5. L’Assemblée observe que les «Principes directeurs des Nations Unies relatifs aux entreprises et aux droits de l’homme – Mise en œuvre du cadre de référence “protéger, respecter et réparer”» («les Principes directeurs des Nations Unies»), approuvés par le Conseil des droits de l’homme des Nations Unies en 2011, ont marqué une avancée considérable à cet égard. Cet ensemble de lignes directrices à l’intention des États et des entreprises constitue la première référence universellement reconnue en la matière. Ces principes se fondent sur trois piliers: l’obligation de l’État de protéger les droits de l’homme, la responsabilité des entreprises de respecter les droits de l’homme et le droit des victimes d’accéder à des voies de recours effectives.
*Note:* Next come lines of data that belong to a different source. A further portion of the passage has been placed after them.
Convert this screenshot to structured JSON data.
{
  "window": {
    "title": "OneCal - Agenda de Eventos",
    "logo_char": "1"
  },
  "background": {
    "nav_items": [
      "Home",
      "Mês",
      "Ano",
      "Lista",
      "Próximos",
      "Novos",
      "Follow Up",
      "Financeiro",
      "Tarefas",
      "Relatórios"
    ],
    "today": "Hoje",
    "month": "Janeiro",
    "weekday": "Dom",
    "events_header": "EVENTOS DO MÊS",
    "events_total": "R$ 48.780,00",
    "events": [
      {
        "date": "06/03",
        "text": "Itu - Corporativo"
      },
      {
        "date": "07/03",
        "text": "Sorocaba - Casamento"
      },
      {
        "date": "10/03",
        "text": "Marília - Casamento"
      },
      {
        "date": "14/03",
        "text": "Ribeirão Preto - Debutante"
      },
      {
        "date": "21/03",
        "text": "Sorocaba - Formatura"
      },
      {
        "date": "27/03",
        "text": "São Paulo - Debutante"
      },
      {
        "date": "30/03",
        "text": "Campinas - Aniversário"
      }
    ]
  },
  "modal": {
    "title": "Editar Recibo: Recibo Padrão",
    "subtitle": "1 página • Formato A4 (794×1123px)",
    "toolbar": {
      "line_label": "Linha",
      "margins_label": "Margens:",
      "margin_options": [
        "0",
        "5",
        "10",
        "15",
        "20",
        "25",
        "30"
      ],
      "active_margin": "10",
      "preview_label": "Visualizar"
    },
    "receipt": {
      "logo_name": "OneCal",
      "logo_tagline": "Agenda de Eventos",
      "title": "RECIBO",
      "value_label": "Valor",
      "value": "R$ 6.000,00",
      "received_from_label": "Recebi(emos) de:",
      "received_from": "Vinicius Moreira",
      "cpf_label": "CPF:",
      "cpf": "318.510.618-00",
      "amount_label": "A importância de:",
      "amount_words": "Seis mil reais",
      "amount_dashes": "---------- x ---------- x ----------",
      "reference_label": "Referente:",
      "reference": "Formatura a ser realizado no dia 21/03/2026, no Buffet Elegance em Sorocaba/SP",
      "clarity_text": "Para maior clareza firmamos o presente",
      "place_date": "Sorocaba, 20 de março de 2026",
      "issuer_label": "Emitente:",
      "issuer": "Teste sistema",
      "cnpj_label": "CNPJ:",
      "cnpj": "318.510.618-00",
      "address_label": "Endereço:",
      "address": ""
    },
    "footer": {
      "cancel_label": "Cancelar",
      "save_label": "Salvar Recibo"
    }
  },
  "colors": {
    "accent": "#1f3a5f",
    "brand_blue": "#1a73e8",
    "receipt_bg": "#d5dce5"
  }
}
6. L’Assemblée constate que, peu de temps après l’adoption des Principes directeurs des Nations Unies, les États ont été encouragés à élaborer des plans d’action pour leur mise en œuvre au niveau national (plans d’action nationaux – PAN). Ces documents politiques définissent les priorités et les mesures que les États prennent pour se conformer aux normes internationales et nationales relatives aux entreprises et aux droits de l’homme. L’Assemblée observe que 18 États membres du Conseil de l’Europe seulement ont établi des PAN (Allemagne, Belgique, Danemark, Espagne, Finlande, France, Irlande, Italie, Lituanie, Luxembourg, Norvège, Pays-Bas, Pologne, République tchèque, Royaume-Uni, Slovénie, Suède et Suisse); la quasi-totalité de ces États sont membres de l’Union européenne.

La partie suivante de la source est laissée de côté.